San Francisco ChronicleBy John KingApril 2007 So say hello to the semiofficial list of San Francisco's top 25 buildings, divided neatly into five choices in five categories: religious, residential, commercial, historic and civic. And let the second-guessing begin. There are beloved landmarks such as the Palace of Fine Arts and controversial newcomers, including the steel-sheathed federal tower at Seventh and Mission streets. You've got a block of century-old homes for the wealthy across from the Presidio, and low-income apartment buildings on Sixth Street and in the Tenderloin. There's the big-eared Transamerica Pyramid and the sublime Palace Hotel—two very different icons from very different eras.

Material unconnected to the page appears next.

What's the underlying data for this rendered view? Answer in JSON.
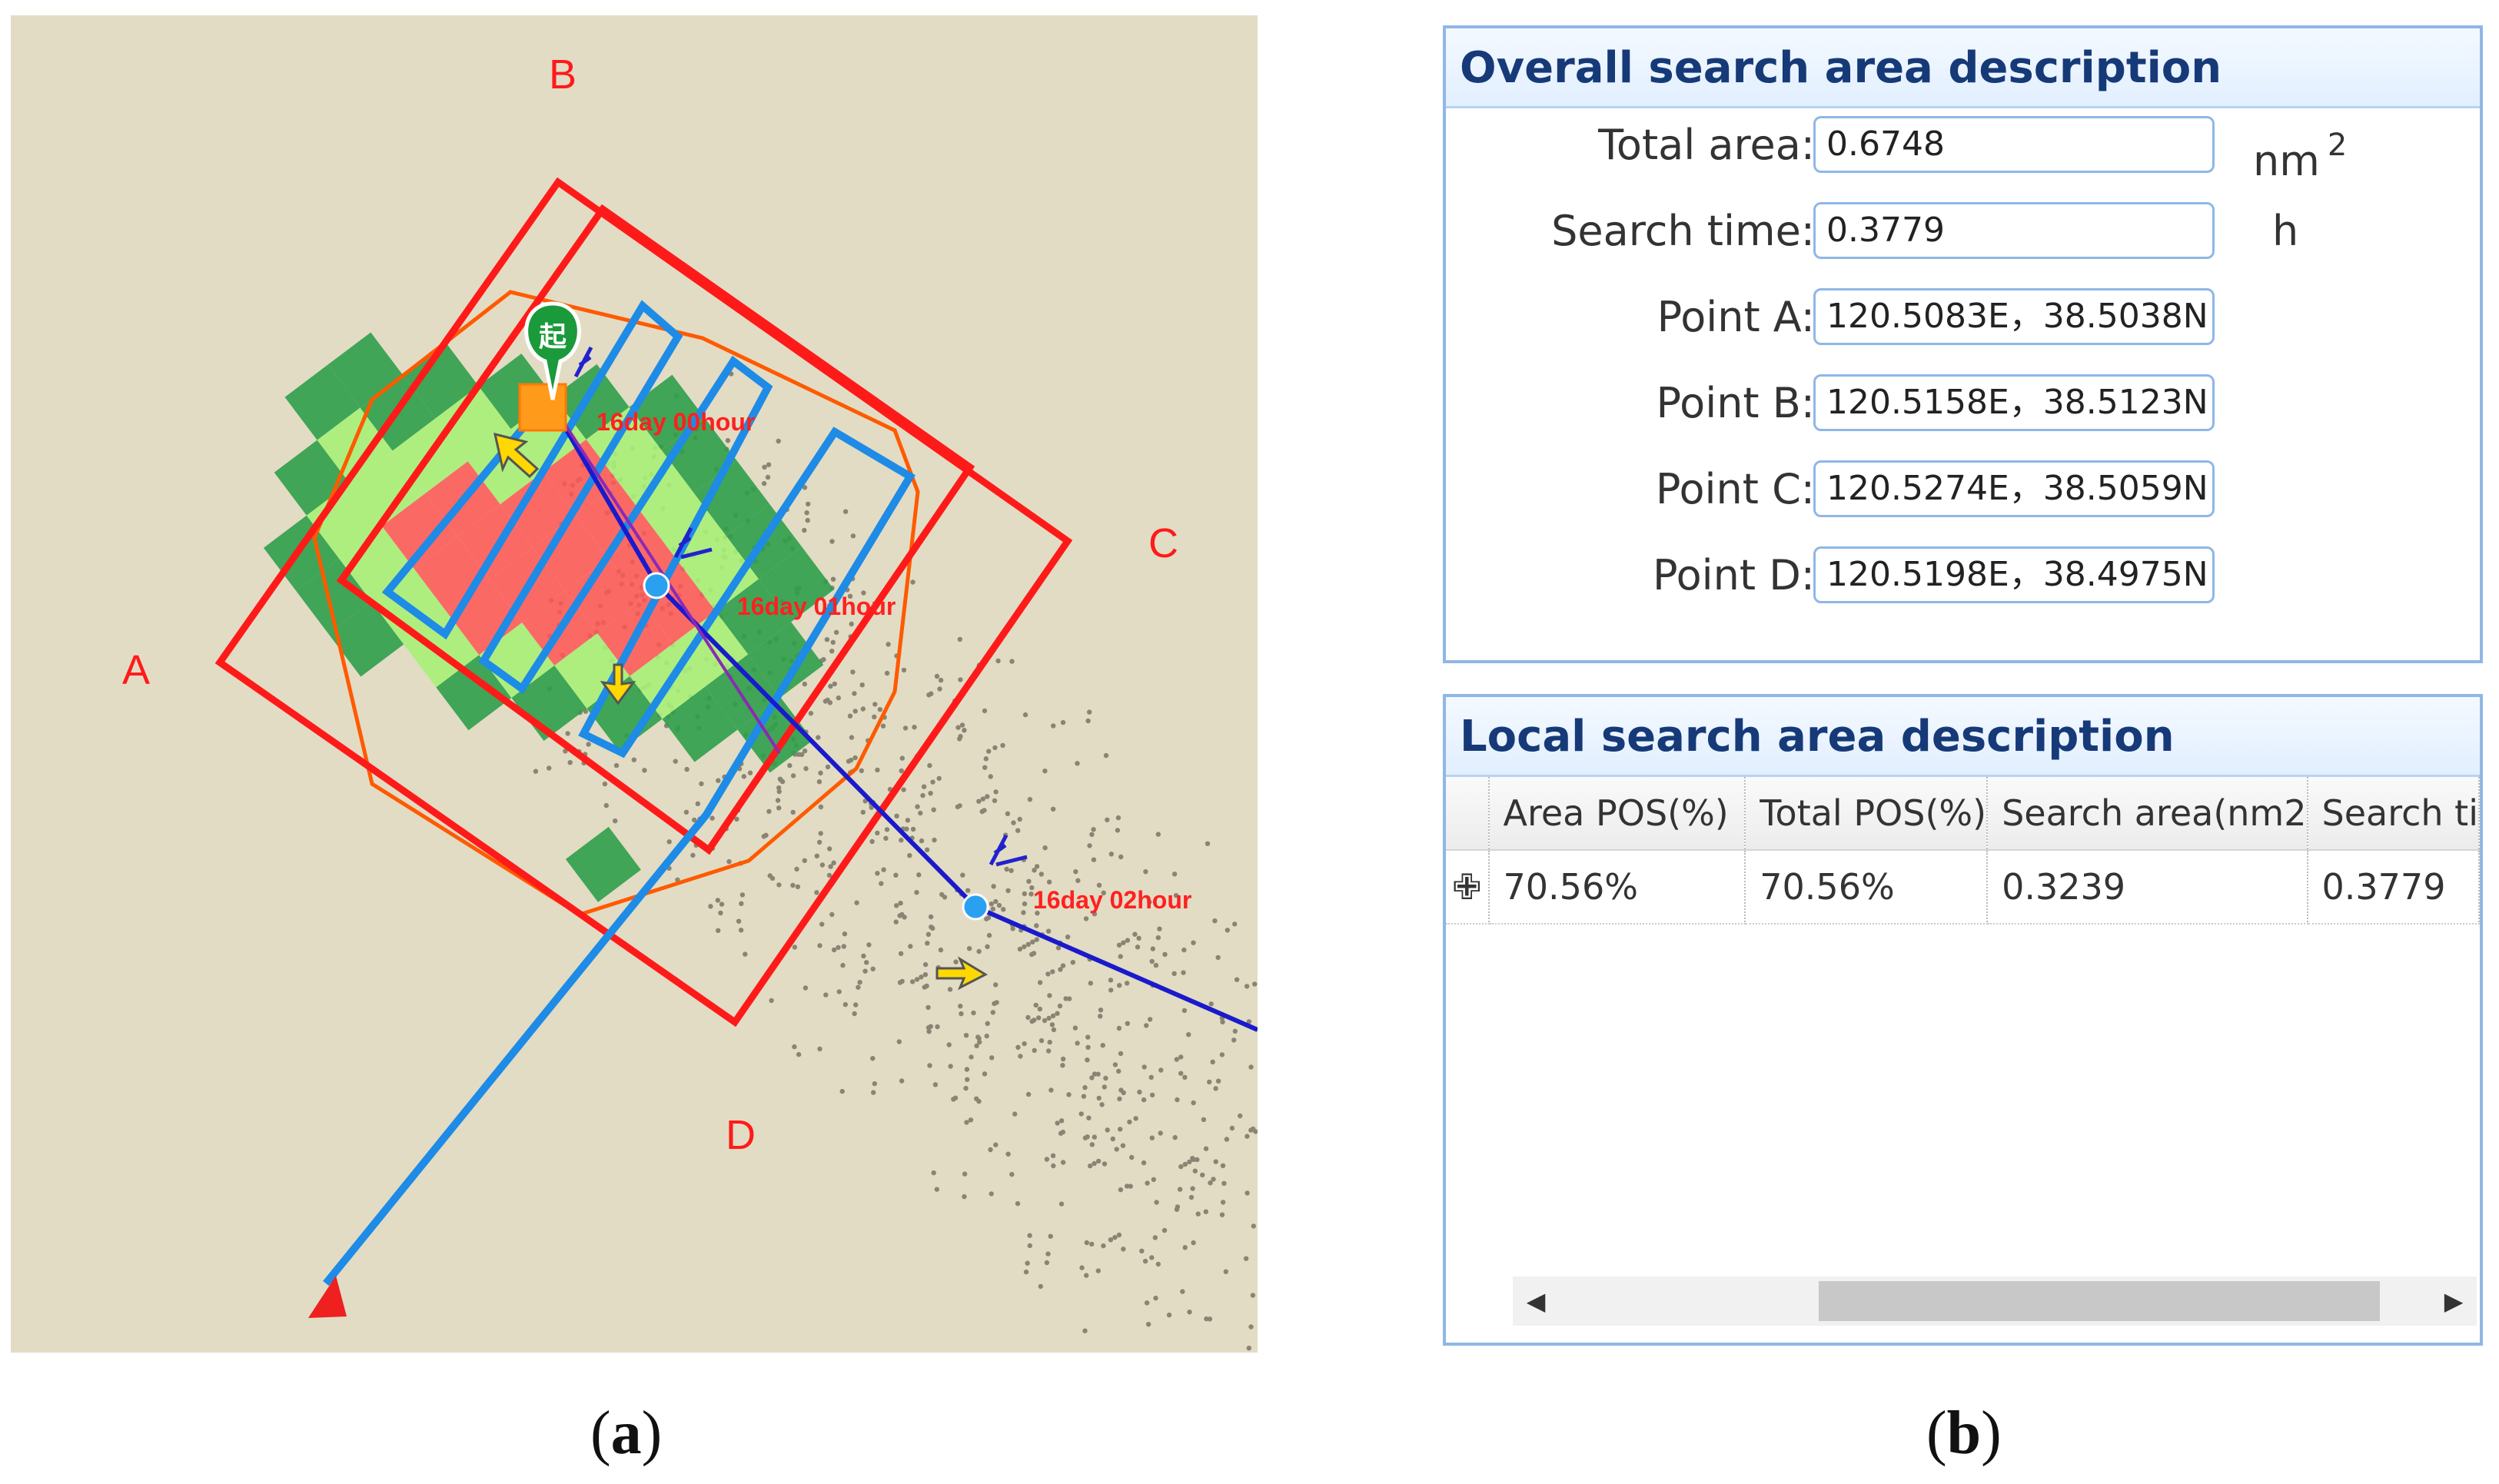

"Our goal was to find the gems in our city that can be enjoyed by both architects and the public," says Zigmund Rubel, president of the local chapter's board and a principal at the firm Anshen+Allen. "We also wanted a mixture of turn-of-the-century buildings and more contemporary works. The list comes two months after the national AIA released the results of an online survey that produced what it calls "America's 150 favorite structures." Gimmicky as all get-out, but irresistible—which is why the institute's Web site received more than 5 million hits in the next three days. This list doesn't involve a public survey. Nor is it the result of a consultation with the San Francisco chapter's 2,300 members.
Instead, the board was prodded to take a stand by chapter Executive Director Margie O'Driscoll. (Note: The chapter covers only San Francisco and Marin counties. That's why the rest of the Bay Area is ignored.) "Our objective was pretty clear," O'Driscoll says. "We want to inspire people to look at buildings and think about them critically, in both a positive and negative sense." O'Driscoll wanted a brazen batch of just five faves—but architects are a breed that loves nothing more than to finesse details, so instead there are five discrete lists with five buildings each. The board gathered in March and started whittling away. Many choices are irrefutable—you can't fight City Hall, at least not Arthur Brown Jr.'s Beaux Arts masterpiece&mdah;and other buildings deserve acclaim simply because they bring joy.
I'm thrilled to see Curran House and the Plaza Apartments on the list: Each of these young housing complexes is a humane example of high design for people with low incomes.